Carnegie Mellon University
15-826: Multimedia Databases and Data Mining
Spring 2007 - C. Faloutsos
Syllabus
DESCRIPTION
The course covers advanced algorithms for learning, analysis, data
management and visualization of large datasets. Topics include
indexing for text and DNA databases, searching medical and
multimedia databases by content, fundamental signal processing
methods, compression, fractals in databases, data mining, privacy
and security issues, rule discovery, data visualization, graph
mining, stream mining.
TOPICS TO BE COVERED
- Database topics:
-
- Traditional databases: Advanced hashing and multi-key access
methods, for main-memory and for disk-based data.
- Text databases: indexing text and DNA strings,
clustering, information filtering, LSI (singular value
decomposition).
- Multimedia databases: Searching by content in signals:
Time sequences, photographs and medical images, video clips,
feature extraction, continuous media storage and
delivery.
- Tools:
-
- Fundamental signal processing methods: Discrete Fourier
Transform, wavelets, JPEG and MPEG compression.

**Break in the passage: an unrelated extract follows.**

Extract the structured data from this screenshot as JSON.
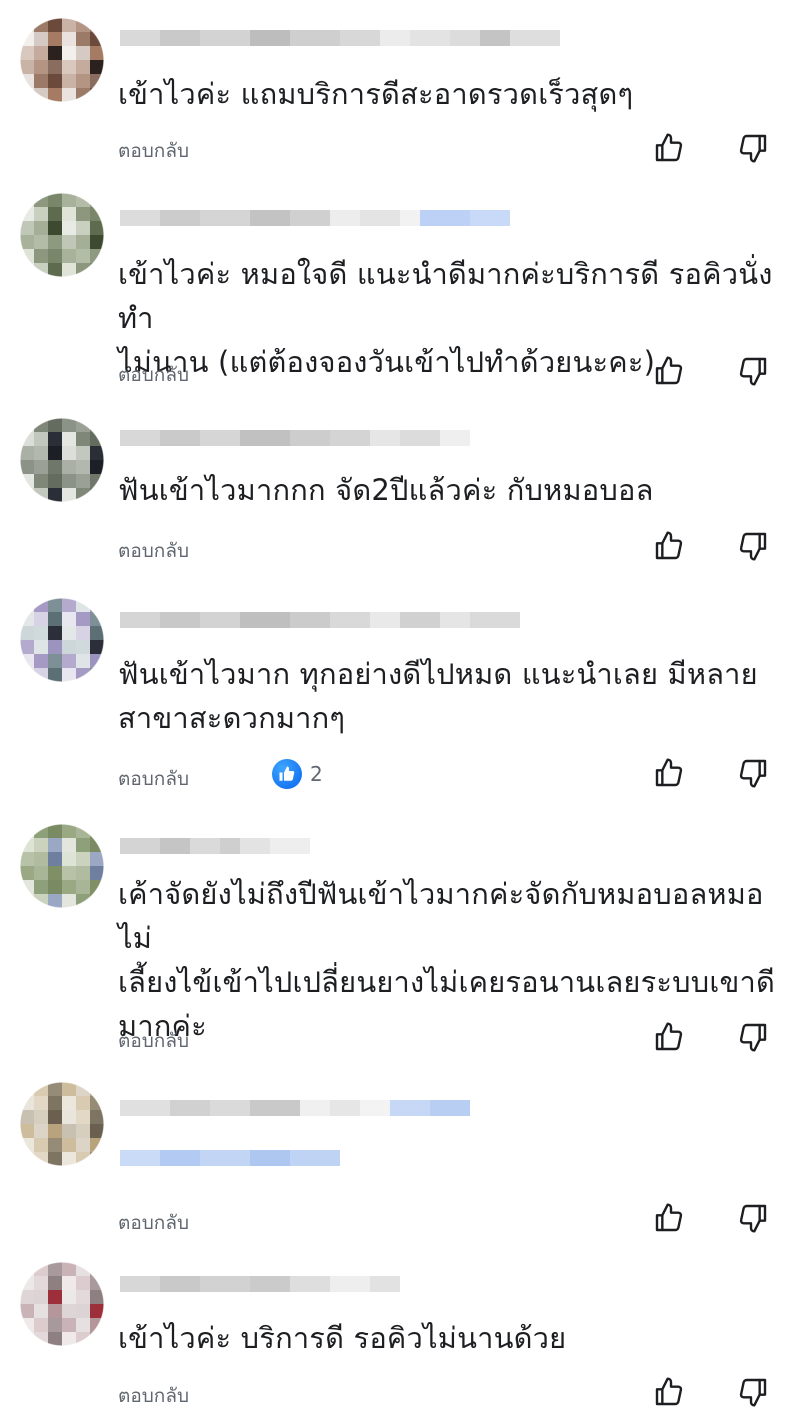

- Singular Value Decomposition: revisited
- Fractals in databases: Self-similarity/non-uniformity of real
datasets, fractal dimensions, selectivity using fractals and
multifractals, fractal image compression, self-similarity in
web-traffic patterns.
- Data Mining:
-
- Graph mining: ``Laws'' in large graphs (power laws; 'small
world' phenomena); graph generators; social networks.
- Sensor and time series mining: linear and non-linear
forecasting
- Review of Statistical methods,
- Review of AI-methods,
- Database methods - Massive datasets: Association rules;
Frequent sets; Single-pass learning algorithms;
Information compression and reconstruction; Sampling; Condensed
data representations; Datacubes; Cube-trees; Function finding.
- Security and Privacy Protection.
- Visualization of large data sets
- More tools: approximate counting algorithms; Independent
Component Analysis.
- OVERVIEW OF RECENT TOPICS: Graphs, trust and influence
propagation; Future directions.
PREREQUISITES: Introductory database course 15-415
(familiarity with B-trees and Hashing), or permission of the
instructor.
UNIVERSITY UNITS: 12
CORE UNITS: 1
TEXT
Copies of instructor's transparencies and notes, as well as copies
of selected articles will be made available. The required text is
Recommended, but not required texts:
- William H. Press, Saul A. Teukolsky, William T. Vetterling and
Brian P. Flannery, Numerical
Recipes in C, Cambridge University Press, 1992, 2nd
Edition.
- Raghu Ramakrishnan, Johannes Gehrke, "Database Management
Systems," McGraw-Hill 2002 (3rd ed).
- Jiawei Han and Micheline Kamber, Data Mining: Concepts and
Techniques, Morgan Kaufmann, 2000.
METHOD OF EVALUATION
The course involves
- A midterm (20%)
- Homeworks (10%)
- A Project (40%)
- A Final exam (30%)
Clarifications:
- Some homeworks will be indicated as mandatory, that is,
a passing grade is necessary.
- Projects will be carried out in teams of 1-2. A detailed
handout about the project will be distributed at the beginning of
the course, along with a list of suggested projects. The goal of
the project is to give the participants the opportunity to tackle a
large, interesting problem, which may lead to a publication.